My chest constricts, thinking about all the times I waited and waited for these actions from Aiden and I never received them. It always made me feel like I wasn’t worth his time. Like I was one of those ex-wives where the husband doesn’t put in effort but puts in effort with his new wife. The effort that the ex-wife was needing. Those situations have always crushed me when I see them. Why wasn’t his first wife good enough for him to save the marriage? The second wife comes along, and he makes all the effort in the world. I’ve seen it happen once to a friend of mine. Never understood why she wasn’t good enough. I could tell it hurt her a little, seeing what she needed from her ex-husband play out in front of her with someone else. She never let us believe she was hurting from it. Sometimes people make little sense. I guess it’s better to stop it than to force it to happen. But when should you realize enough is enough?
Texas heat isno joke in August. The humidity is a little rough, too. My state is so dry. I’m not used to this. Jay has a good client of his that lets him use his country club for free. He’s done a lot of contracting work for him, and always ensures he gets the best subcontractors to do the jobs that he needs done for his club. He appreciates how hard he works for him, so in return, he gets in for free.
We’re both sitting out by the pool. Jay feels bad when he works because I’m left with nothing to do or left home alone. He has computer work to do today, so he took me here so I wouldn’t be at home bored while he works.

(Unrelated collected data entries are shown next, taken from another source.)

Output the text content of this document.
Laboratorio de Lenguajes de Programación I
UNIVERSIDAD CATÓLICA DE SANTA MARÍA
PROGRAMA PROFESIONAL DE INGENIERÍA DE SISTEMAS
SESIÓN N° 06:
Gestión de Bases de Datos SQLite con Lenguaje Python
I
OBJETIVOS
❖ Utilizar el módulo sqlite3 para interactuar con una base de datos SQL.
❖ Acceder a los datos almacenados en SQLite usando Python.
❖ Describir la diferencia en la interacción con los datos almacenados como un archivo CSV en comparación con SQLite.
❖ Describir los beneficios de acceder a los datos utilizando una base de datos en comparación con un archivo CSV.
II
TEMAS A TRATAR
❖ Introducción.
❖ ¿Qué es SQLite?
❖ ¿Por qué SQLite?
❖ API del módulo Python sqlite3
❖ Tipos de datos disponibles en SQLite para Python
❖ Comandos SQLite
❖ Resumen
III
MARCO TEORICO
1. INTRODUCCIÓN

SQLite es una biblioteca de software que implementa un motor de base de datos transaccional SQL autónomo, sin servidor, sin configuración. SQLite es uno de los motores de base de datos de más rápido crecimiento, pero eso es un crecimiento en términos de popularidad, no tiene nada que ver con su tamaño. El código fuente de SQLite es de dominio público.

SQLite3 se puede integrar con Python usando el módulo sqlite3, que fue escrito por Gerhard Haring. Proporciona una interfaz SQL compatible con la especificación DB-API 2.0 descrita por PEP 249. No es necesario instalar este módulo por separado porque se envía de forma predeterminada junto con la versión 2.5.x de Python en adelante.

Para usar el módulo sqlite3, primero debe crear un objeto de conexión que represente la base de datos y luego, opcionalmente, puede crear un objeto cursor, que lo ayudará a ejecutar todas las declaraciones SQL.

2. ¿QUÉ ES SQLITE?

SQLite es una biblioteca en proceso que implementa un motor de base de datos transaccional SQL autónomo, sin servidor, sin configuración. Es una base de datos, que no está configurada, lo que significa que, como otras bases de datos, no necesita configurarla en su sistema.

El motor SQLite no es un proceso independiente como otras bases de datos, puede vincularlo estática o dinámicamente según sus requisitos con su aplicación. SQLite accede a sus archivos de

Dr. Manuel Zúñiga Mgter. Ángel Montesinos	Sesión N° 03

They have an open bar for members. Jay technically isn’t a paying member, but I’ve been using this open bar to my advantage. Every time the waiter comes with my drink, we tip them.
I'm not sure how much it costs to be a member. If they have an open bar for members, I couldn’t imagine the monthly price. Especially with everything else they have here. There’s a golf course that wraps around the entire club, two fancy restaurants with bars inside, tennis, pickleball, and basketball courts, an open gym, a pool with an outside bar and small cafe.
I felt out of place when we arrived. It’s a lot of older people that look bougie and settled more in life. I look around, wondering what everyone does for a living to afford this. Jay made a comment that he would never pay for this. He hardly ever comes. He said he never cared to bring Lindsee here. The money got to her head, and she wanted to spend it on extravagant purchases.
I’m four drinks in and I’m getting drunk. I lean over to look at Jay’s computer. “What are you doing?” I ask flirtatiously.
“Working.” He gives me the side-eye.
“Do you want to join in on the free drinks?” He looks over at me and squints his eyebrows.
“Is someone getting drunk with these free drinks?” I slowly take a sip of my drink from my straw and look up at him. My lips raise a little, giving him a small little smirk.
The next thing I know, Jay slams his computer shut, grabs our bags over his shoulder, and stands up fast. So fast I’m looking at him, confused. He reaches out for my hand, and I give it to him. He leads us out of the club before I can even ask what’s happening.